4. Resolved, That alien friends are under the jurisdiction and protection of the laws of the State wherein they are: that no power over them has been delegated to the United States, nor prohibited to the individual States, distinct from their power over citizens. And it being true as a general principle, and one of the amendments to the Constitution having also declared, that “the powers not delegated to the United States by the Constitution, nor prohibited by it to the States, are reserved to the States respectively, or to the people," the act of the Congress of the United States, passed on the — day of July, 1798, intituled “An Act concerning aliens,” which assumes powers over alien friends, not delegated by the Constitution, is not law, but is altogether void, and of no force.


5. Resolved.

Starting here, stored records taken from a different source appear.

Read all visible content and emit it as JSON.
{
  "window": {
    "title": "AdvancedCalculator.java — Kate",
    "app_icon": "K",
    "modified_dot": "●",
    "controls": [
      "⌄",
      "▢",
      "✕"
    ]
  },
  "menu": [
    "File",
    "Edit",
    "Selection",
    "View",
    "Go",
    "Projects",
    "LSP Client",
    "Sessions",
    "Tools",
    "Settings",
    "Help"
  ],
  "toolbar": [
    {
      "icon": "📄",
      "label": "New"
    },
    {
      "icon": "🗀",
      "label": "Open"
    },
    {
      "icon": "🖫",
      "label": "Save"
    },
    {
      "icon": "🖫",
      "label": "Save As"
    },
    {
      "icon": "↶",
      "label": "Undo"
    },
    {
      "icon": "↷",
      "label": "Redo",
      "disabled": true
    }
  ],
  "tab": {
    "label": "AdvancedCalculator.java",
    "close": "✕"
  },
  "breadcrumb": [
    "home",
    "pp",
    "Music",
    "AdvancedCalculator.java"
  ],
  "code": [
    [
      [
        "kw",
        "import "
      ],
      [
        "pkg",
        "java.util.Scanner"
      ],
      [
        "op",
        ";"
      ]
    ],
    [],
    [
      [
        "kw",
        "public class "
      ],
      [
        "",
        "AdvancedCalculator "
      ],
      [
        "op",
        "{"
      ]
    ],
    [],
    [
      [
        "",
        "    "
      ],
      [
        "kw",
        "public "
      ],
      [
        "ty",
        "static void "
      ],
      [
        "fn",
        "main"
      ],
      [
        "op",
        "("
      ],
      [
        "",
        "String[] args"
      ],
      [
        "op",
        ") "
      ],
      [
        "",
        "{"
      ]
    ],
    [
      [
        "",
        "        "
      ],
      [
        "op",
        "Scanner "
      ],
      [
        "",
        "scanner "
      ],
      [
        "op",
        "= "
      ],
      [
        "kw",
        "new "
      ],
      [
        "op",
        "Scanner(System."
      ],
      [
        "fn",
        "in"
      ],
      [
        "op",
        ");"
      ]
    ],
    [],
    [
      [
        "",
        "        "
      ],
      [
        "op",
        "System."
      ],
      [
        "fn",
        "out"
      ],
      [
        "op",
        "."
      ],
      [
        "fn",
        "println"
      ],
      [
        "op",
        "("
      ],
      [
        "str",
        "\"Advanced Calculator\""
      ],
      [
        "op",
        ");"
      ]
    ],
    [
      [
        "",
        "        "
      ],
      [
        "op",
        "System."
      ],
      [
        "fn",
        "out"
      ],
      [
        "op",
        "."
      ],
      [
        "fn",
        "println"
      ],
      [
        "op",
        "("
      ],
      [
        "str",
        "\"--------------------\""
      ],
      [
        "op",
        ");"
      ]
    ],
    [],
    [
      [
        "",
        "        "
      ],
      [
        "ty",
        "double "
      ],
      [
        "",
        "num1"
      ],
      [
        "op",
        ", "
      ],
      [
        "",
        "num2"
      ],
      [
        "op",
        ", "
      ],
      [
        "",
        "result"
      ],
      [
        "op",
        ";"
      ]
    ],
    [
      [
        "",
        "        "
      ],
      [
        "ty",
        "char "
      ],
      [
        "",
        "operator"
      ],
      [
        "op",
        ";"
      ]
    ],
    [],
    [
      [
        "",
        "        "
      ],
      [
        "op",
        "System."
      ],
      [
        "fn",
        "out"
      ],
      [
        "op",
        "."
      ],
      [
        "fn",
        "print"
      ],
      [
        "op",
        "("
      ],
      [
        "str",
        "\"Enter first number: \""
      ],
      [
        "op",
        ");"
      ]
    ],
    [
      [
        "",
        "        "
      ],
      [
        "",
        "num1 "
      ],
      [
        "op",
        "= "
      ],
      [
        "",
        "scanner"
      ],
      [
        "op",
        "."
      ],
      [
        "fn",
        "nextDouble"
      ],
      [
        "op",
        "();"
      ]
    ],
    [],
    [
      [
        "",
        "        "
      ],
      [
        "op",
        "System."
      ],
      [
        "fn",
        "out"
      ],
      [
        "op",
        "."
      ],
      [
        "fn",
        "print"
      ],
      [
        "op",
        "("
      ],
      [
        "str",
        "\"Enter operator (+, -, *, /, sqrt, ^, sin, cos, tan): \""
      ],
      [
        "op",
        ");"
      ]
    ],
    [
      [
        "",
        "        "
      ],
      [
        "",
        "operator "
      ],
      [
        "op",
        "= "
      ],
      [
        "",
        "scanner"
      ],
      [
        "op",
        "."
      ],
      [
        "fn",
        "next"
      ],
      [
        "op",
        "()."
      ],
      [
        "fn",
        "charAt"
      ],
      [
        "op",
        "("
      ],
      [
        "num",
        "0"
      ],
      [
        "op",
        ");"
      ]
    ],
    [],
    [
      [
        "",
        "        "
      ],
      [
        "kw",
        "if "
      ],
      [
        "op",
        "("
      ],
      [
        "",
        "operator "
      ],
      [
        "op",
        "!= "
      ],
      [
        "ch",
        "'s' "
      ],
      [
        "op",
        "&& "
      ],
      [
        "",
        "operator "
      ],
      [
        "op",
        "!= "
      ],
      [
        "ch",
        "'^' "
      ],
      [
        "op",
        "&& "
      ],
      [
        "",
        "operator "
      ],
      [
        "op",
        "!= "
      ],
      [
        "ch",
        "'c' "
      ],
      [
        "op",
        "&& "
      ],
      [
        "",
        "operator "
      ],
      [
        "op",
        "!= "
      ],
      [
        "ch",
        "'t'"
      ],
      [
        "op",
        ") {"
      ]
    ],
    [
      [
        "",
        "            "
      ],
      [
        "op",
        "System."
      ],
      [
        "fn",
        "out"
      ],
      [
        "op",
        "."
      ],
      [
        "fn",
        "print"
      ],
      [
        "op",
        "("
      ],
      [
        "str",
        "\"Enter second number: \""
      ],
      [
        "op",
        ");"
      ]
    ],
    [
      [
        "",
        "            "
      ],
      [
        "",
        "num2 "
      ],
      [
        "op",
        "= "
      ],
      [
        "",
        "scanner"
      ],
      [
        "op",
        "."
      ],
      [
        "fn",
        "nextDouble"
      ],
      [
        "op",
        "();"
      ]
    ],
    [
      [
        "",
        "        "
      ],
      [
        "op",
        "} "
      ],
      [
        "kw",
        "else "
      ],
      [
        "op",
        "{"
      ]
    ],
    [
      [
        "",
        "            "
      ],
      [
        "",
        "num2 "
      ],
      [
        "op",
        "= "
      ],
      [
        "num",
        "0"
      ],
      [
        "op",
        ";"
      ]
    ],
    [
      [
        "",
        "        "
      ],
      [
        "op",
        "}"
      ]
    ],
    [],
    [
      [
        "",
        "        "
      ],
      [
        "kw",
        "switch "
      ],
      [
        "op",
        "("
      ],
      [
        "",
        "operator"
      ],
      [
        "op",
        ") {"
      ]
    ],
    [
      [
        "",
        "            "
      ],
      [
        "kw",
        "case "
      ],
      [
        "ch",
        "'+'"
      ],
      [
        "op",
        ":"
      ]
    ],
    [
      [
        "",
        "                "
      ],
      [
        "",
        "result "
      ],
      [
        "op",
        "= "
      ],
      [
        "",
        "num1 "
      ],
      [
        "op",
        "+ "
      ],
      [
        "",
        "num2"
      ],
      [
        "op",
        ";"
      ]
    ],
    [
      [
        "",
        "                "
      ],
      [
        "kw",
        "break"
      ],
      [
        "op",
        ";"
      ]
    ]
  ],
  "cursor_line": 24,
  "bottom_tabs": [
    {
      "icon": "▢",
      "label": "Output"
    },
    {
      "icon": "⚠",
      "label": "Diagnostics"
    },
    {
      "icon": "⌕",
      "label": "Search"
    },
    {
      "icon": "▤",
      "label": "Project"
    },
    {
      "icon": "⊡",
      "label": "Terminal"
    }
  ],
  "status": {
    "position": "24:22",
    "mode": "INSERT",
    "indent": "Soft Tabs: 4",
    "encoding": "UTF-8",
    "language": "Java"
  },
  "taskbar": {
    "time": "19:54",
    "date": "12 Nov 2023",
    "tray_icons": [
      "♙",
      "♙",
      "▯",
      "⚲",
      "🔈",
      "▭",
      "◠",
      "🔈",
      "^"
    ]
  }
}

That in addition to the general principle, as well as the express declaration, that powers not delegated are reserved, another and more special provision, inserted in the Constitution from abundant caution, has declared that “the migration or importation of such persons as any of the States now existing shall think proper to admit, shall not be prohibited by the Congress prior to the year 1808” that this commonwealth does admit the migration of alien friends, described as the subject of the said act concerning aliens: that a provision against prohibiting their migration, is a provision against all acts equivalent thereto, or it would be nugatory: that to remove them when migrated, is equivalent to a prohibition of their migration, and is, therefore, contrary to the said provision of the Constitution, and void.


6. Resolved, That the imprisonment of a person under the protection of the laws of this commonwealth, on his failure to obey the simple order of the President to depart out of the United States, as is undertaken by said act intituled “An Act concerning aliens” is contrary to the Constitution, one amendment to which has provided that “no person shalt be deprived of liberty without due progress of law”; and that another having provided that “in all criminal prosecutions the accused shall enjoy the right to public trial by an impartial jury, to be informed of the nature and cause of the accusation, to be confronted with the witnesses against him, to have compulsory process for obtaining witnesses in his favor, and to have the assistance of counsel for his defense;” the same act, undertaking to authorize the President to remove a person out of the United States, who is under the protection of the law, on his own suspicion, without accusation, without jury, without public trial, without confrontation of the witnesses against him, without heating witnesses in his favor, without defense, without counsel, is contrary to the provision also of the Constitution, is therefore not law, but utterly void, and of no force: that transferring the power of judging any person, who is under the protection of the laws from the courts, to the President of the United States, as is undertaken by the same act concerning aliens, is against the article of the Constitution which provides that “the judicial power of the United States shall be vested in courts, the judges of which shall hold their offices during good behavior”; and that the said act is void for that reason also. And it is further to be noted, that this transfer of judiciary power is to that magistrate of the general government who already possesses all the Executive, and a negative on all Legislative powers.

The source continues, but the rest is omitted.